The relative strength of both currencies is determined by things such as demand for those currencies on the global market and differences in interest policies. (On of the) most important, if not the most important factor is the simple economic law of supply and demand. Keep in mind however that the USD is often used as the currency against which other currencies are valued, it is known as the “world reserve currency”. This means that the USD is often used by countries even when neither of them uses the USD themselves, for example when trading oil or natural gas on the world market. Prior to WW2 the British Pound was often used.

So, especially when only comparing a currency to the USD it may seem that the non-USD currency gets stronger (increases in value) of weaker (decreases in value), whereas in fact it is the USD which gets weaker or stronger when more currencies are compared. The world bank uses a weighted average of the values of different currencies (amongst which are the US Dollar, British Pound, Euro, Japanese Yen and Chinese Renminbi) as the base currency against which to trade others.

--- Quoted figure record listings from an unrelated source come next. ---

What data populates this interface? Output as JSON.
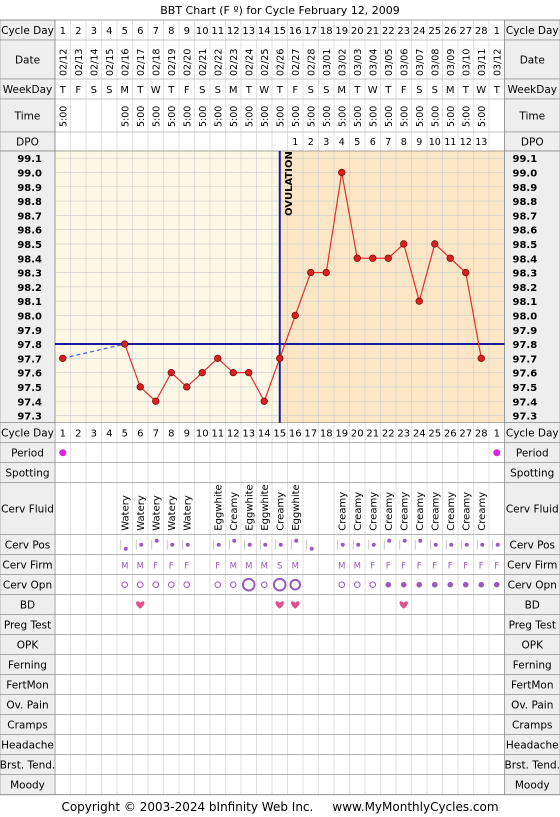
{
  "title": "BBT Chart (F º) for Cycle February 12, 2009",
  "footer": "Copyright © 2003-2024 bInfinity Web Inc.     www.MyMonthlyCycles.com",
  "colors": {
    "grid": "#cccccc",
    "pre_ovulation_bg": "#fdf8e6",
    "post_ovulation_bg": "#fbe7c6",
    "line": "#e03030",
    "point": "#d92020",
    "coverline": "#1a1aa0",
    "period": "#e020e0",
    "heart": "#e0508a",
    "dot": "#9a5abf",
    "label_bg": "#eeeeee"
  },
  "row_labels": {
    "cycle_day": "Cycle Day",
    "date": "Date",
    "weekday": "WeekDay",
    "time": "Time",
    "dpo": "DPO",
    "observations": [
      "Period",
      "Spotting",
      "Cerv Fluid",
      "Cerv Pos",
      "Cerv Firm",
      "Cerv Opn",
      "BD",
      "Preg Test",
      "OPK",
      "Ferning",
      "FertMon",
      "Ov. Pain",
      "Cramps",
      "Headache",
      "Brst. Tend.",
      "Moody"
    ]
  },
  "ovulation_label": "OVULATION",
  "chart_data": {
    "type": "line",
    "title": "BBT Chart (F º) for Cycle February 12, 2009",
    "cycle_days": [
      "1",
      "2",
      "3",
      "4",
      "5",
      "6",
      "7",
      "8",
      "9",
      "10",
      "11",
      "12",
      "13",
      "14",
      "15",
      "16",
      "17",
      "18",
      "19",
      "20",
      "21",
      "22",
      "23",
      "24",
      "25",
      "26",
      "27",
      "28",
      "1"
    ],
    "dates": [
      "02/12",
      "02/13",
      "02/14",
      "02/15",
      "02/16",
      "02/17",
      "02/18",
      "02/19",
      "02/20",
      "02/21",
      "02/22",
      "02/23",
      "02/24",
      "02/25",
      "02/26",
      "02/27",
      "02/28",
      "03/01",
      "03/02",
      "03/03",
      "03/04",
      "03/05",
      "03/06",
      "03/07",
      "03/08",
      "03/09",
      "03/10",
      "03/11",
      "03/12"
    ],
    "weekdays": [
      "T",
      "F",
      "S",
      "S",
      "M",
      "T",
      "W",
      "T",
      "F",
      "S",
      "S",
      "M",
      "T",
      "W",
      "T",
      "F",
      "S",
      "S",
      "M",
      "T",
      "W",
      "T",
      "F",
      "S",
      "S",
      "M",
      "T",
      "W",
      "T"
    ],
    "times": [
      "5:00",
      "",
      "",
      "",
      "5:00",
      "5:00",
      "5:00",
      "5:00",
      "5:00",
      "5:00",
      "5:00",
      "5:00",
      "5:00",
      "5:00",
      "5:00",
      "5:00",
      "5:00",
      "5:00",
      "5:00",
      "5:00",
      "5:00",
      "5:00",
      "5:00",
      "5:00",
      "5:00",
      "5:00",
      "5:00",
      "5:00",
      ""
    ],
    "dpo": [
      "",
      "",
      "",
      "",
      "",
      "",
      "",
      "",
      "",
      "",
      "",
      "",
      "",
      "",
      "",
      "1",
      "2",
      "3",
      "4",
      "5",
      "6",
      "7",
      "8",
      "9",
      "10",
      "11",
      "12",
      "13",
      ""
    ],
    "temperatures": [
      97.7,
      null,
      null,
      null,
      97.8,
      97.5,
      97.4,
      97.6,
      97.5,
      97.6,
      97.7,
      97.6,
      97.6,
      97.4,
      97.7,
      98.0,
      98.3,
      98.3,
      99.0,
      98.4,
      98.4,
      98.4,
      98.5,
      98.1,
      98.5,
      98.4,
      98.3,
      97.7,
      null
    ],
    "y_ticks": [
      "99.1",
      "99.0",
      "98.9",
      "98.8",
      "98.7",
      "98.6",
      "98.5",
      "98.4",
      "98.3",
      "98.2",
      "98.1",
      "98.0",
      "97.9",
      "97.8",
      "97.7",
      "97.6",
      "97.5",
      "97.4",
      "97.3"
    ],
    "ylim": [
      97.3,
      99.1
    ],
    "coverline": 97.8,
    "ovulation_cycle_day": 15
  },
  "observations": {
    "period": [
      1,
      0,
      0,
      0,
      0,
      0,
      0,
      0,
      0,
      0,
      0,
      0,
      0,
      0,
      0,
      0,
      0,
      0,
      0,
      0,
      0,
      0,
      0,
      0,
      0,
      0,
      0,
      0,
      1
    ],
    "cerv_fluid": [
      "",
      "",
      "",
      "",
      "Watery",
      "Watery",
      "Watery",
      "Watery",
      "Watery",
      "",
      "Eggwhite",
      "Creamy",
      "Eggwhite",
      "Eggwhite",
      "Creamy",
      "Eggwhite",
      "",
      "",
      "Creamy",
      "Creamy",
      "Creamy",
      "Creamy",
      "Creamy",
      "Creamy",
      "Creamy",
      "Creamy",
      "Creamy",
      "Creamy",
      ""
    ],
    "cerv_pos": [
      "",
      "",
      "",
      "",
      "l",
      "m",
      "h",
      "m",
      "m",
      "",
      "m",
      "h",
      "m",
      "m",
      "m",
      "h",
      "l",
      "",
      "m",
      "m",
      "m",
      "h",
      "h",
      "h",
      "m",
      "m",
      "m",
      "m",
      "m"
    ],
    "cerv_firm": [
      "",
      "",
      "",
      "",
      "M",
      "M",
      "F",
      "F",
      "F",
      "",
      "F",
      "M",
      "M",
      "M",
      "S",
      "M",
      "",
      "",
      "M",
      "M",
      "F",
      "F",
      "F",
      "F",
      "F",
      "F",
      "F",
      "F",
      "F"
    ],
    "cerv_opn": [
      0,
      0,
      0,
      0,
      1,
      1,
      1,
      1,
      1,
      0,
      1,
      1,
      3,
      1,
      3,
      2,
      0,
      0,
      1,
      1,
      1,
      4,
      4,
      4,
      4,
      4,
      4,
      4,
      4
    ],
    "bd": [
      0,
      0,
      0,
      0,
      0,
      1,
      0,
      0,
      0,
      0,
      0,
      0,
      0,
      0,
      1,
      1,
      0,
      0,
      0,
      0,
      0,
      0,
      1,
      0,
      0,
      0,
      0,
      0,
      0
    ]
  }
}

In general, you can say that a weaker currency will stimulate a country’s export (as their products become cheaper because you get more of their currency for your dollar), while it may make their imports more expensive (as they need more of their currency to purchase dollars on the world market). Though this will obviously help their export, it has downsides too as the price for goods like oil, raw materials and food rises. This will result in higher prices for consumers, causing shortages and inflation (which is just a fancy way of saying your currency is losing value or purchasing power).
Having a stronger currency tends to create more stable markets and reliable development of prices which has long-term economic benefits. Historically it seems that a stable currency benefits a country more than continuing devaluations in attempts to stimulate exports.

Minor changes, like those in your example, are mostly caused by demand and supply, and much like the value of stocks on the stock market it may not always be easy to explain exactly why they went up or down.

Having said all this, keep in mind that the global economy is a very, very difficult subject and what I said are just broad generalizations.